Natures mortes ; Douze variations
La Communauté désavouée
Publié par Éditions Galilée, le 13 mars 2014
176 pages
Résumé
Cet essai se propose comme l’étude de l’ouvrage de Maurice Blanchot au sujet de la communauté, La Communauté inavouable. À travers l’histoire de ce livre, du déchiffrement qu’il appelle – de l’impossibilité, sans doute, d’en achever l’interprétation – et de l’étrange absence de commentaire véritable qui a été son lot depuis trente ans se profile un enjeu qui dépasse de beaucoup ce livre et son auteur. Il s’agit de la préoccupation de notre temps quant au caractère commun de nos existences : à ce qui fait que nous ne sommes pas d’abord des atomes distincts mais que nous existons selon le rapport, l’ensemble, le partage dont les entités discrètes (individus, personnes) ne sont que des aspects, des ponctuations. Cette très simple et très essentielle condition d’être nous échappe dans la mesure où l’évidence de sa donnée se dérobe avec le dérobement de toutes les fondations et de tous les totems qui avaient pu passer pour les garanties d’un être commun ou bien, tout au moins, pour les garanties d’une existence en commun.

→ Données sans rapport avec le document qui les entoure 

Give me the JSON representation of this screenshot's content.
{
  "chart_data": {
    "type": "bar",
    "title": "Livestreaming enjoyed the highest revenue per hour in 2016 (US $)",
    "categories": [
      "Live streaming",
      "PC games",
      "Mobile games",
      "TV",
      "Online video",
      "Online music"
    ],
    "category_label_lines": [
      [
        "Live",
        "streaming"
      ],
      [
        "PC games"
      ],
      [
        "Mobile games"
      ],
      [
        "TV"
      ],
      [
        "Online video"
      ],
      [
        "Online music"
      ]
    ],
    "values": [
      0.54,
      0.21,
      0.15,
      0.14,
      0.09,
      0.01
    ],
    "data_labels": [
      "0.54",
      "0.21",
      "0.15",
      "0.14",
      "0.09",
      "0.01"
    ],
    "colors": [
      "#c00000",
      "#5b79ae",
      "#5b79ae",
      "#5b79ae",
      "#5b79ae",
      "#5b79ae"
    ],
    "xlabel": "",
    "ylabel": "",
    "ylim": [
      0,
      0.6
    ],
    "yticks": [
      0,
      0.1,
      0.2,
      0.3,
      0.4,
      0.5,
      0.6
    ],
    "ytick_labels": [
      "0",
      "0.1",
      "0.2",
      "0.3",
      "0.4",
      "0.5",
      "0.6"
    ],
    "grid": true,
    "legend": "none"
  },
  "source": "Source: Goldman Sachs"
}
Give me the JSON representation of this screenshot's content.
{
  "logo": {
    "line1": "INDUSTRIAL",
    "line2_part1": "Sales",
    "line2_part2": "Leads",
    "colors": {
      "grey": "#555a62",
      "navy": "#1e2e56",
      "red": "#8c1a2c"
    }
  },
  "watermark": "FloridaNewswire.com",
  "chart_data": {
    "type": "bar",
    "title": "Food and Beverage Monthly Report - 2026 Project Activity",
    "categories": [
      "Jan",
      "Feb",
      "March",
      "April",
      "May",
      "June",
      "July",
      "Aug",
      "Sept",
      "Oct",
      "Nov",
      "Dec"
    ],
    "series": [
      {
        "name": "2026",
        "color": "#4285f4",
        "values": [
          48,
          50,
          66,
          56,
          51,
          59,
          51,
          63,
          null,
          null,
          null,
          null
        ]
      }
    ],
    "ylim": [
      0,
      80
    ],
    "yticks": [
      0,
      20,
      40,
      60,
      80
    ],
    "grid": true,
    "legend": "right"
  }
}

Par le commun il faut entendre à la fois le banal, c’est-à-dire l’élément d’une égalité primordiale et irréductible à tout effet de distinction, et – indiscernablement – le partagé, c’est-à-dire ce qui n’a lieu que dans le rapport, par lui et comme lui : par conséquent, ce qui ne se résout ni en « être » ni en « unité ». Cela, donc, qu’on ne peut même pas poser comme un singulier – « le rapport » – sans faire lever l’essaim bourdonnant de ses pluriels. Pour reprendre une image de Freud : le fait d’être nourri d’un même lait « maternel » tout en étant exposés un par un à l’absence « paternelle » d’unité figurale. Le fait d’être ainsi liés au sein une déliaison, déliés le long de la liaison même. Comment penser cela, qui nous tient tous littéralement au corps, lorsqu’il n’est plus possible de recourir aux fondations ou aux totems des mondes disparus ? Cette question excède, par définition, toute politique, toute ecclésiologie, tout nationalisme ou communautarisme et plus encore toute espèce de solidarité, d’entraide ou de soin collectif. Elle est la question dont le mot communisme entretient depuis plus de deux siècles l’écharde, l’irritation ou le tourment en même temps qu’une attente et une exigence. Le livre dont Jean-Luc Nancy propose ici une nouvelle lecture est un témoin remarquable dans l’histoire de cette question.